The destination of forty years of interoperability work has two parts, and the order matters. First: a health system that keeps her daughter out of the hospital. Not through austerity, but through continuity — predictive, preventive, ambient care, the WHO vision of Universal Health Coverage made real by infrastructure that knows her baseline and notices when it drifts. Second: when she does need a hospital, she carries nothing. No folder. No list of medications typed from memory. No phone call between clinics that may or may not happen. Her record is already there. Her clinicians are reading from the same page. The system did the work the patient used to do.
When that happens, interoperability stops being a topic. It becomes infrastructure, the way electricity is infrastructure. You only notice it when it fails. The engineers who spent decades building HL7v2 interfaces, mapping CCDAs, standing up HIEs — their work does not disappear. It becomes the foundation nobody has to think about anymore.
TEFCA is three years old. EHDS just entered force. India's ABDM is scaling but uneven. US info-blocking enforcement is still finding its teeth. The journey is not over. But for the first time since the fax machine, every major economy is pointing the same direction.
The honest closer is not triumphalism. It is orientation. Forty years ago, a girl carried a folder because the system had no way to carry it for her. Today, most of the technical and legal pieces exist to carry it for her daughter. Whether they actually do — whether the architecture becomes ambient the way electricity did — is the work of the next decade. Fax to EDI to HL7v2 to FHIR. 1.0 to 2.0. The journey continues.
The cheat sheet.
Medical error contributes to ~250K US deaths/year. Healthcare wastes ~$760B annually. Much of both traces to missing data at the point of care.

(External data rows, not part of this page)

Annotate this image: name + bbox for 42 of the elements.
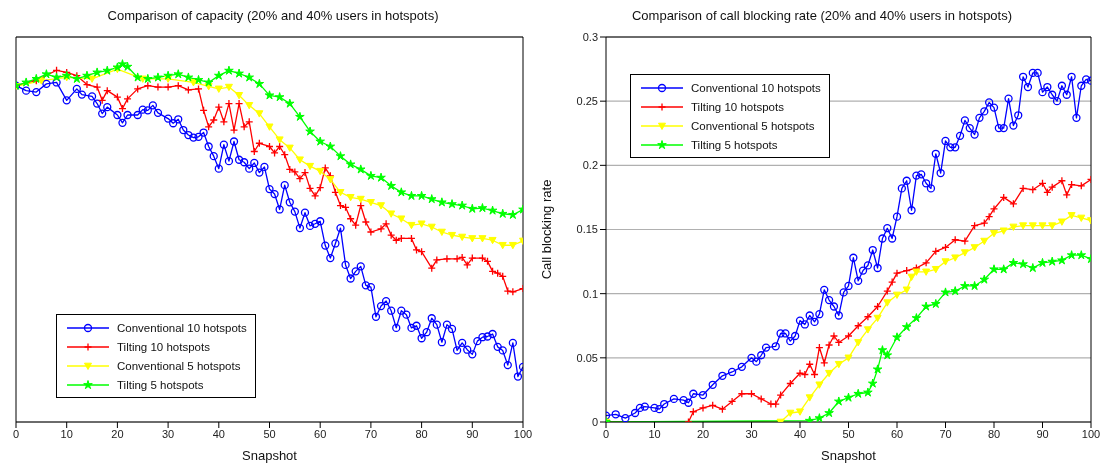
legend-label: Conventional 5 hotspots [691, 119, 815, 132]
chart-title: Comparison of capacity (20% and 40% users in hotspots) [107, 8, 439, 25]
x-tick-label: 70 [364, 427, 378, 440]
x-tick-label: 100 [513, 427, 533, 440]
x-tick-label: 20 [111, 427, 124, 440]
legend-label: Tilting 10 hotspots [691, 100, 784, 113]
x-tick-label: 70 [939, 427, 952, 440]
x-tick-label: 80 [987, 427, 1001, 440]
y-tick-label: 0.25 [576, 95, 598, 108]
x-axis-title: Snapshot [821, 448, 877, 463]
y-tick-label: 0.3 [582, 30, 598, 43]
legend-label: Conventional 10 hotspots [691, 81, 821, 94]
x-tick-label: 0 [12, 427, 20, 440]
x-tick-label: 90 [466, 427, 479, 440]
y-tick-label: 0 [591, 415, 598, 428]
y-tick-label: 0.1 [582, 287, 598, 300]
legend-label: Conventional 10 hotspots [117, 321, 247, 334]
x-tick-label: 90 [1036, 427, 1049, 440]
x-tick-label: 40 [212, 427, 225, 440]
x-tick-label: 60 [314, 427, 327, 440]
y-tick-label: 0.05 [576, 351, 598, 364]
chart-title: Comparison of call blocking rate (20% and 40% users in hotspots) [631, 8, 1013, 25]
x-tick-label: 0 [602, 427, 610, 440]
legend-label: Tilting 10 hotspots [117, 340, 210, 353]
y-tick-label: 0.15 [576, 223, 598, 236]
x-tick-label: 10 [648, 427, 661, 440]
x-tick-label: 20 [696, 427, 710, 440]
x-tick-label: 30 [745, 427, 758, 440]
x-tick-label: 30 [161, 427, 175, 440]
legend-label: Tilting 5 hotspots [691, 138, 778, 151]
x-tick-label: 60 [890, 427, 904, 440]
x-tick-label: 10 [60, 427, 73, 440]
x-tick-label: 80 [415, 427, 428, 440]
x-tick-label: 100 [1081, 427, 1101, 440]
y-axis-title: Call blocking rate [538, 179, 554, 280]
y-tick-label: 0.2 [582, 159, 598, 172]
legend-label: Conventional 5 hotspots [117, 359, 241, 372]
x-axis-title: Snapshot [242, 448, 298, 463]
x-tick-label: 50 [842, 427, 855, 440]
legend-label: Tilting 5 hotspots [117, 378, 204, 391]
x-tick-label: 40 [793, 427, 807, 440]
x-tick-label: 50 [263, 427, 276, 440]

EDI + HL7v2 + CCDAs + HIEs. Paid for digitization, not interoperability. $35B HITECH moved EHR adoption 9% → 96%.
FHIR R4, SMART on FHIR, USCDI, IPS. RESTful APIs over the public internet. Web-native health data.
US Cures Act & TEFCA, EU EHDS, UK FDP, India ABDM. Every major economy now mandates API-based exchange.
McKinsey estimates ~$250B/year unlocked by closing the US interop gap. WEF & World Bank frame health data as public good and UHC prerequisite.
Prevention first. Ambient records second. Interop becomes infrastructure — invisible, like electricity — and the patient carries nothing.